Mogren Plajı ve Balerin heykeli
Budva şehir surlarının devasa taş kapılarından birini açarak da varabileceğiniz, şehrin kocaman ve güzel plajı. Kilisenin çanları çalarken, sırtınızı, gölgesinden faydalandığınız kalenin surlarına dayayıp, Adriyatik’in ferahlatan sularında yüzüp bu büyülü atmosferin keyfine varın. Sezon dışında gittiyseniz bile mutlaka bu sahilde bir yürüyüş yapın, içecek ve hatta yiyecek bir şeyler alıp günbatımının tadını çıkarın. Sahil yürüyüşü sırasında Balerin heykelini göreceksiniz, denizci sevgilisini bekleyen balerinin anısına dikildiği söyleniyor, bugün şehrin simgelerinden biri olarak kabul görüyor.
Perast
Kotor kent merkezine 12 km mesafede yer alan Perast, dar bir sahil şeridi ve gerisinde denize dik yamaçlara kurulu taş binalarıyla tam sokaklarında kaybolmalık bir kasaba. Sadece körfezin değil tüm Karadağ’ın en şirin ve masalsı yerleşimi olan kasaba Venedik etkisi altındayken denizcilik alanında oldukça etkiliymiş. Perast’ın silüetine imzasını atan yapı, şüphesiz. devasa çan kulesiyle şehir meydanındaki Aziz Nicholas Kilisesi; içeri girip kuleye çıkabilirsiniz. Küçük bir plajı var, buradan denize girebilirsiniz, ancak Temmuz ve Ağustos gibi turist yoğunluğu artan bir dönemde gidiyorsanız yer bulamayabilirsiniz. Burada konaklayıp manzaranın tadını çıkartmak da mümkün ama tek bir şartla: Sükuneti gerçekten seviyorsanız…
Kayaların Leydisi (Lady of The Rocks)
Perast kasabasından tekneyle ulaşabileceğiniz iki minik ada bulunuyor. Biri üzerinde manastır bulunan doğal bir ada: Sveti Djordje. Diğeri ise yapay bir ada olan Kayaların Leydisi. Hikayesi şu; 15. yüzyılda bir denizci burada bir Meryem Ana ikonası bulmuş, sonrasında seferden sağ salim dönen her denizci için buraya taş atılmış, zamanla da bugün müze olarak ziyaret edilebilin kilise eklenmiş. Körfezin en çok fotoğraf çekilen noktalarından biri.
Sveti Stefan
Budva’ya yakın Sveti Stefan, etrafı surlarla çevrili, dar bir köprücük ile karaya bağlanan oldukça küçük bir yarımada.
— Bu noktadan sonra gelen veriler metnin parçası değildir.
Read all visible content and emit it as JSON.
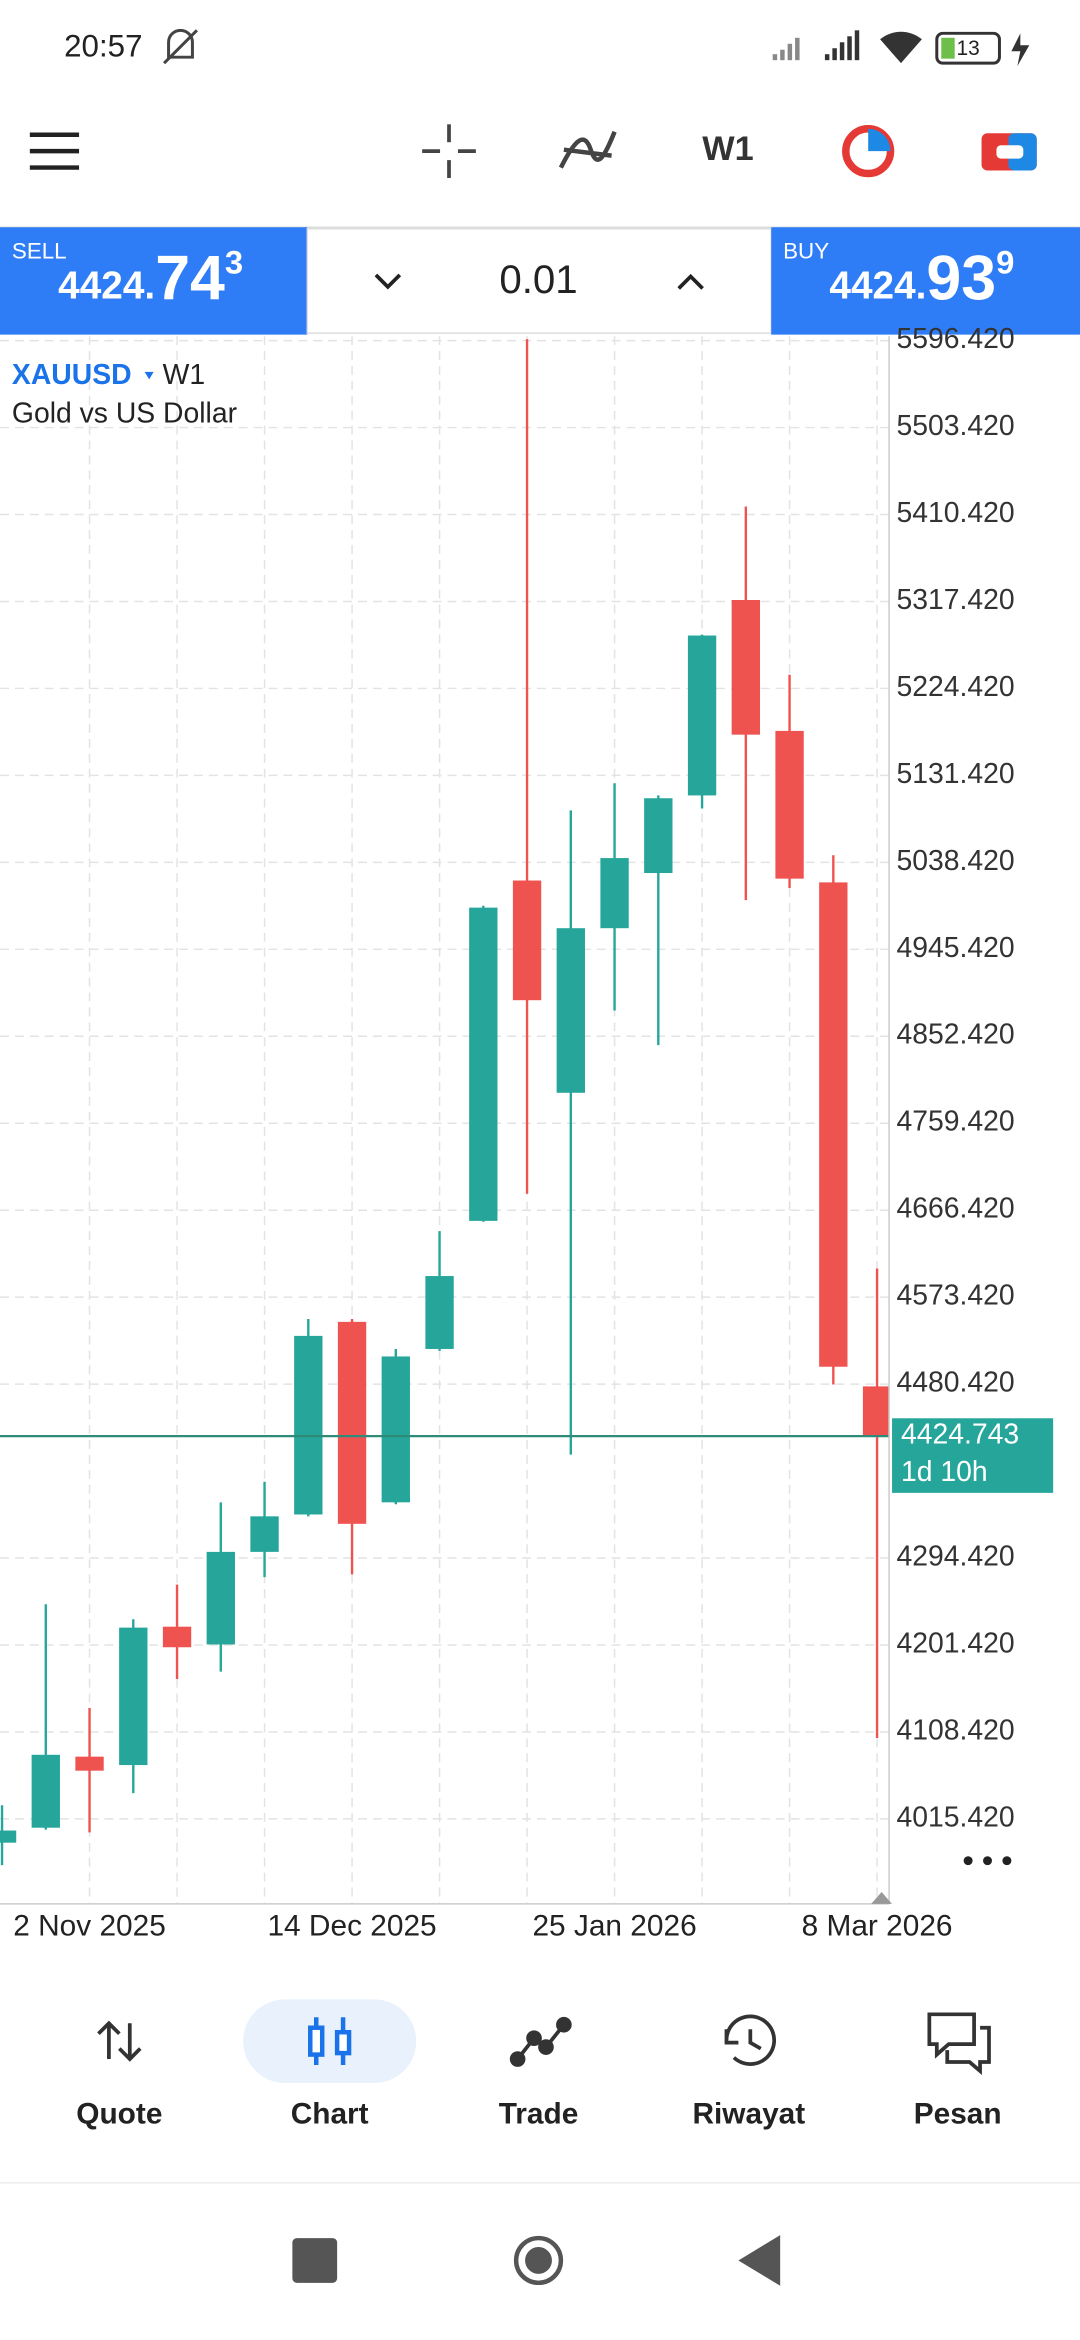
{
  "status_bar": {
    "time": "20:57",
    "battery": "13"
  },
  "toolbar": {
    "timeframe": "W1"
  },
  "trade_panel": {
    "sell": {
      "label": "SELL",
      "price_prefix": "4424.",
      "price_main": "74",
      "price_sup": "3"
    },
    "volume": "0.01",
    "buy": {
      "label": "BUY",
      "price_prefix": "4424.",
      "price_main": "93",
      "price_sup": "9"
    }
  },
  "chart_data": {
    "type": "candlestick",
    "symbol": "XAUUSD",
    "timeframe": "W1",
    "subtitle": "Gold vs US Dollar",
    "categories": [
      null,
      null,
      "2 Nov 2025",
      null,
      null,
      null,
      null,
      null,
      "14 Dec 2025",
      null,
      null,
      null,
      null,
      null,
      "25 Jan 2026",
      null,
      null,
      null,
      null,
      null,
      "8 Mar 2026"
    ],
    "open": [
      3990,
      4006,
      4082,
      4073,
      4221,
      4202,
      4301,
      4341,
      4547,
      4354,
      4518,
      4655,
      5019,
      4792,
      4968,
      5027,
      5110,
      5319,
      5179,
      5017,
      4478
    ],
    "high": [
      4030,
      4245,
      4134,
      4229,
      4266,
      4354,
      4376,
      4550,
      4550,
      4518,
      4644,
      4992,
      5598,
      5094,
      5123,
      5110,
      5282,
      5419,
      5239,
      5046,
      4604
    ],
    "low": [
      3966,
      4004,
      4001,
      4043,
      4165,
      4173,
      4274,
      4339,
      4277,
      4352,
      4516,
      4654,
      4684,
      4405,
      4880,
      4843,
      5096,
      4998,
      5011,
      4480,
      4102
    ],
    "close": [
      4003,
      4084,
      4067,
      4220,
      4199,
      4301,
      4339,
      4532,
      4331,
      4510,
      4596,
      4990,
      4891,
      4968,
      5043,
      5107,
      5281,
      5175,
      5021,
      4499,
      4424.743
    ],
    "up_color": "#26a69a",
    "down_color": "#ef5350",
    "ylim": [
      3924.5,
      5601.2
    ],
    "yticks": [
      {
        "value": 4015.42,
        "label": "4015.420"
      },
      {
        "value": 4108.42,
        "label": "4108.420"
      },
      {
        "value": 4201.42,
        "label": "4201.420"
      },
      {
        "value": 4294.42,
        "label": "4294.420"
      },
      {
        "value": 4480.42,
        "label": "4480.420"
      },
      {
        "value": 4573.42,
        "label": "4573.420"
      },
      {
        "value": 4666.42,
        "label": "4666.420"
      },
      {
        "value": 4759.42,
        "label": "4759.420"
      },
      {
        "value": 4852.42,
        "label": "4852.420"
      },
      {
        "value": 4945.42,
        "label": "4945.420"
      },
      {
        "value": 5038.42,
        "label": "5038.420"
      },
      {
        "value": 5131.42,
        "label": "5131.420"
      },
      {
        "value": 5224.42,
        "label": "5224.420"
      },
      {
        "value": 5317.42,
        "label": "5317.420"
      },
      {
        "value": 5410.42,
        "label": "5410.420"
      },
      {
        "value": 5503.42,
        "label": "5503.420"
      },
      {
        "value": 5596.42,
        "label": "5596.420"
      }
    ],
    "grid": true,
    "current_price": {
      "value": 4424.743,
      "countdown": "1d 10h"
    }
  },
  "bottom_nav": {
    "items": [
      "Quote",
      "Chart",
      "Trade",
      "Riwayat",
      "Pesan"
    ],
    "active": 1
  }
}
Yugoslavya’nın dağılmasından önce öyle ihtişamlı bir yer ki, dönemin jet sosyetesi hep burada konaklamış; Sophia Loren, Marilyn Monroe, Orson Welles, kimler kimler…
Bugün bu yarımada, bir otel tarafından işletiliyor ve özel mülk statüsünde. Dolayısıyla yalnızca otel konuklarının ziyaretine açık. Ama etrafında İtalyan Rivierası havası taşıyan kasabadan ev kiralayıp konaklayabilir ya da günübirlik plajlara girip denizin tadını çıkarabilirsiniz.
Porto Montenegro
Buraya kadar gördüğümüz yerler arasında en lüks mekanlara ev sahipliği yapan, körfezin yeni gözde yerinin Tivat şehrindeki “Porto Montenegro” olduğunu söyleyebiliriz. Eğer turizm anlayışınıza ve elbette bütçenize de uyuyorsa Karadağ’ın ve hatta Adriyatik'in en lüks yat marinalarından biri olan Porto Montenegro’yu görebilirsiniz. Yat turizmi ile doğru orantılı olarak, limanda pek çok lüks mağaza da yer alıyor. Burada birbirinden şaşaalı yatlara bakarken, şık restoranlardan birinde güzel bir akşam yemeği yiyebilir, Avrupa’nın sayılı markalarının ürünlerine bakıp alışveriş yapabilir ya da keyfinize göre gece kulüplerinden birinde eğlenceli zaman geçirebilirsiniz.
Dobrota
Tevazu kelimesine karşılık gelen bir tatil beldesi ararsanız orası Dobrota. Bu küçük ve şirin yerleşim, Kotor'dan Perast'a doğru giderken dikkatinizi çekecektir. Şehirdeki turist kalabalığından uzakta durmak isterseniz burada konaklayabilir, buradan denize girebilir, güzel restoranlar bulabilir, gün batımını izleyebilirsiniz.